Summit County Council Members Have Qualms About Proposed Changes In Emergency Staffing

Feb 6, 2020

Credit courtesy of Summit County

The Summit County Council on Wednesday got a request from the Health Department to restructure the staff they have now working on emergency planning.   They were told the change is needed to maintain federal funding for public health emergencies.

However, some Council members said they were chagrined and disappointed that they were getting the item so soon after they already approved a budget for 2020.

Health Director Rich Bullough said that, in effect, they were asking the Council to take a current full-time employee position and split it into two jobs.

He said that in 2003, the Health Department created a position for an Emergency Planner for Public Health.    In 2017, he said, that was combined with the job of Emergency Planner and placed under the County Manager.   Last year, the position was moved to the Sheriff’s Office.

The county has received federal funds, through the state, for Emergency Public Health.    But the state audit for three years has tagged the county as being deficient, because there isn’t a position solely related to Public Health planning.

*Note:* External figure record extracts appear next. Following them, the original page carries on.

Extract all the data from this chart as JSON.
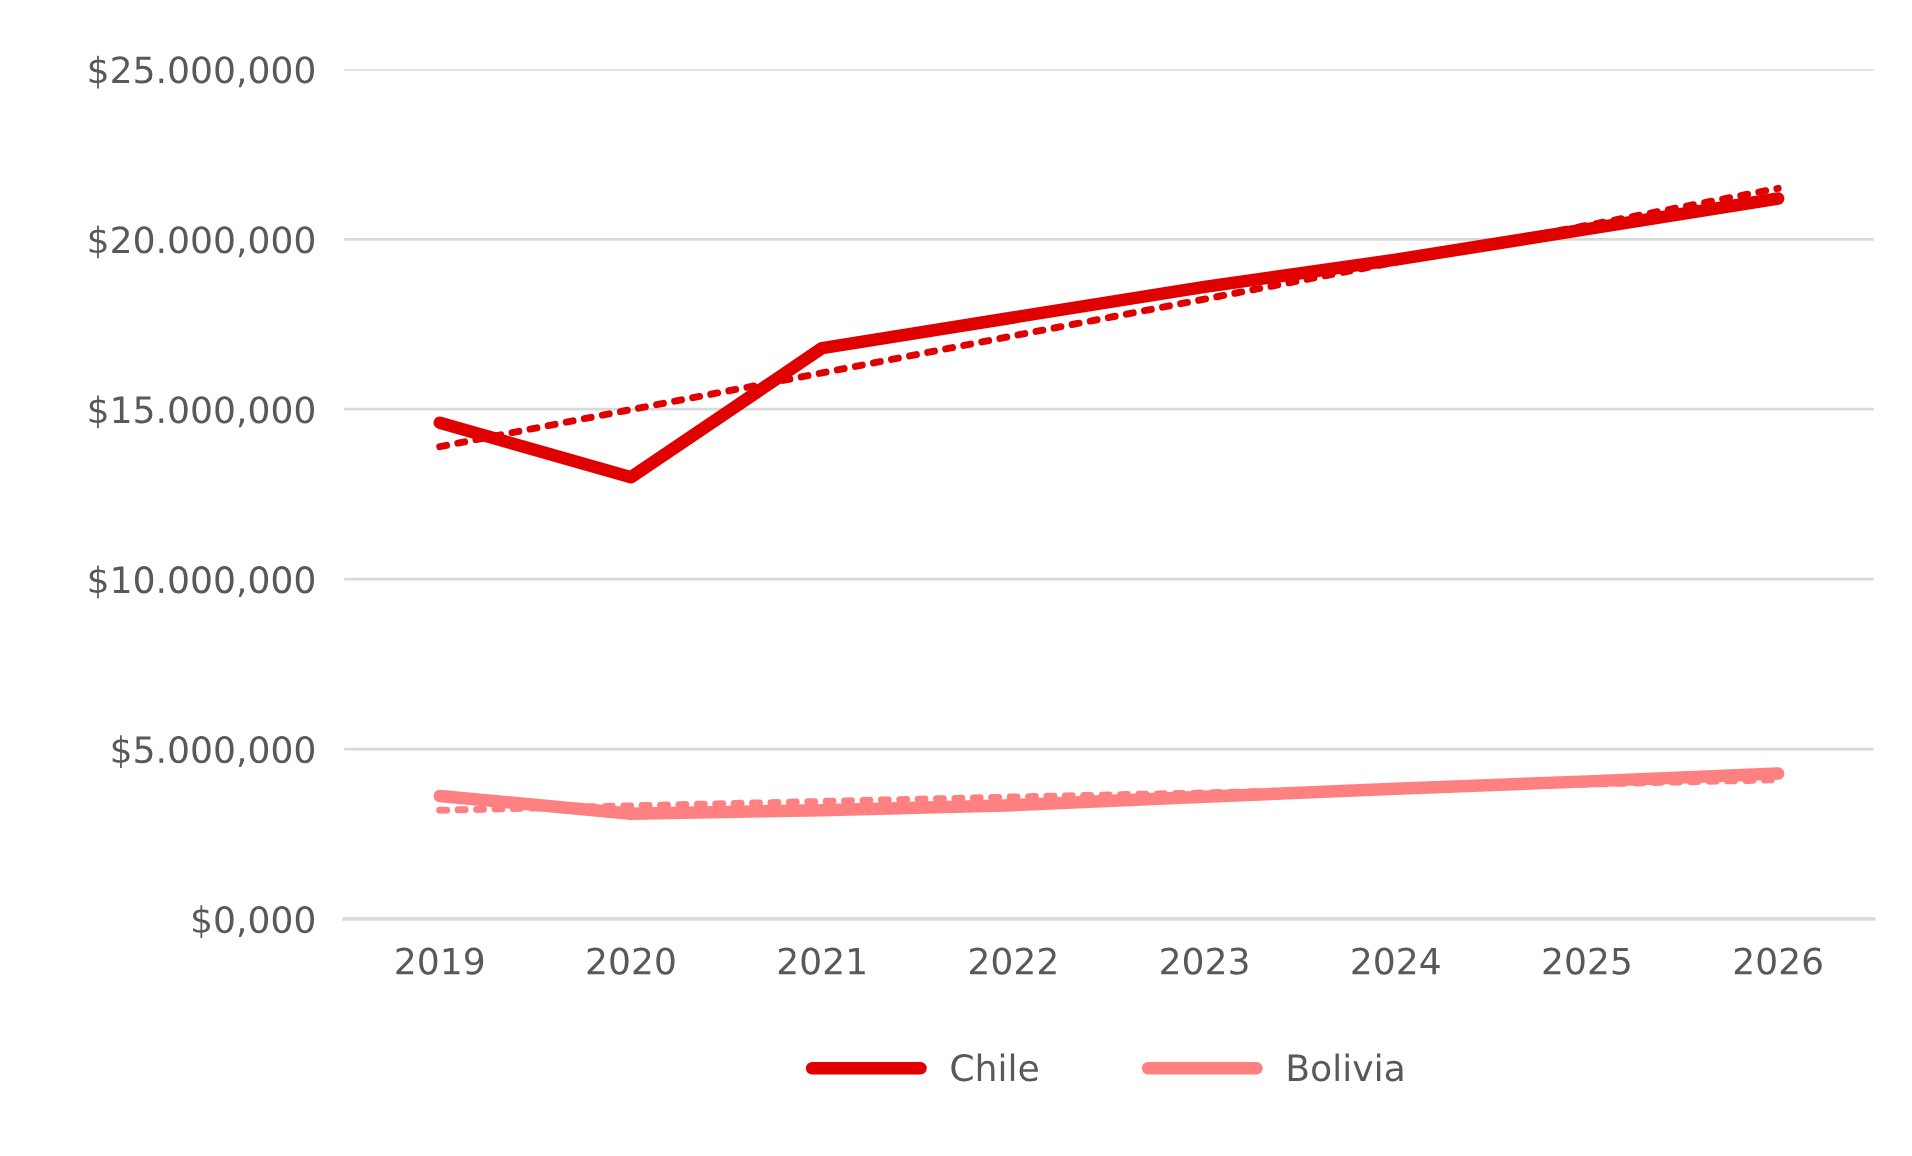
{
  "chart_data": {
    "type": "line",
    "categories": [
      "2019",
      "2020",
      "2021",
      "2022",
      "2023",
      "2024",
      "2025",
      "2026"
    ],
    "series": [
      {
        "name": "Chile",
        "color": "#e00000",
        "values": [
          14600,
          13000,
          16800,
          17700,
          18600,
          19400,
          20300,
          21200
        ]
      },
      {
        "name": "Bolivia",
        "color": "#ff8080",
        "values": [
          3620,
          3100,
          3200,
          3350,
          3600,
          3830,
          4050,
          4280
        ]
      },
      {
        "color": "#e00000",
        "line_style": "dotted",
        "values": [
          13900,
          14990,
          16070,
          17160,
          18240,
          19330,
          20410,
          21500
        ]
      },
      {
        "color": "#ff8080",
        "line_style": "dotted",
        "values": [
          3200,
          3330,
          3460,
          3590,
          3710,
          3840,
          3970,
          4100
        ]
      }
    ],
    "ylim": [
      0,
      25000
    ],
    "yticks": [
      {
        "value": 0,
        "label": "$0,000"
      },
      {
        "value": 5000,
        "label": "$5.000,000"
      },
      {
        "value": 10000,
        "label": "$10.000,000"
      },
      {
        "value": 15000,
        "label": "$15.000,000"
      },
      {
        "value": 20000,
        "label": "$20.000,000"
      },
      {
        "value": 25000,
        "label": "$25.000,000"
      }
    ],
    "grid": "y",
    "legend": "bottom",
    "line_style": "solid"
  }
}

Bullough said he’s asking the Council to set up the Emergency Public Health Planner to again be one full-time position.

County Manager Tom Fisher said they had combined the two positions as an experiment, but they’re really different jobs.

He said they understand that leaves the Emergency Manager position with questions about its funding and its future.      

“So I’m not proposing that we go out and hire a new Emergency Manager right away.   If we need to figure out exactly how we fund that, we can take the steps to do that.  Now I don’t think we want to spend six months to a year doing that, because I don’t think we want to have that function uncovered that long.  But I think there are ways that we can do that.”

He said the Emergency Management Department needs to work on some issues, like conducting drills and improving staff preparedness.   But there’s also the chance to bring in some new talent.        

“Even though it’s going to end up costing the county more money—and that’s the bottom line is that we’re gonna have to fund both positions, even though some of it’s covered by grant money—we have the ability to, as we’re discovering already, recruit some pretty good talent around this function.  There’s a lot of different sources for that.   But we have some people in place within the county that have contacts that we’d be able to draw upon to recruit the talent we need that has the background, the credibility within the public safety community, as well as the charisma to really push that with employees, and push it with the community.”

However, Council member Roger Armstrong said he doesn’t like the process here, since they just approved the budget and this issue was not mentioned.   He said it feels somewhat dishonest.

Council member Doug Clyde said he had a similar reaction.      

          “It’s understandable, but why we find ourselves in this position right after budgeting is not understandable.  And the staff report is pretty clear about what’s happening at Health, but it’s not very clear about what’s going to happen with Emergency Management.  So I guess the best I can say is it’s understandable but disappointing.”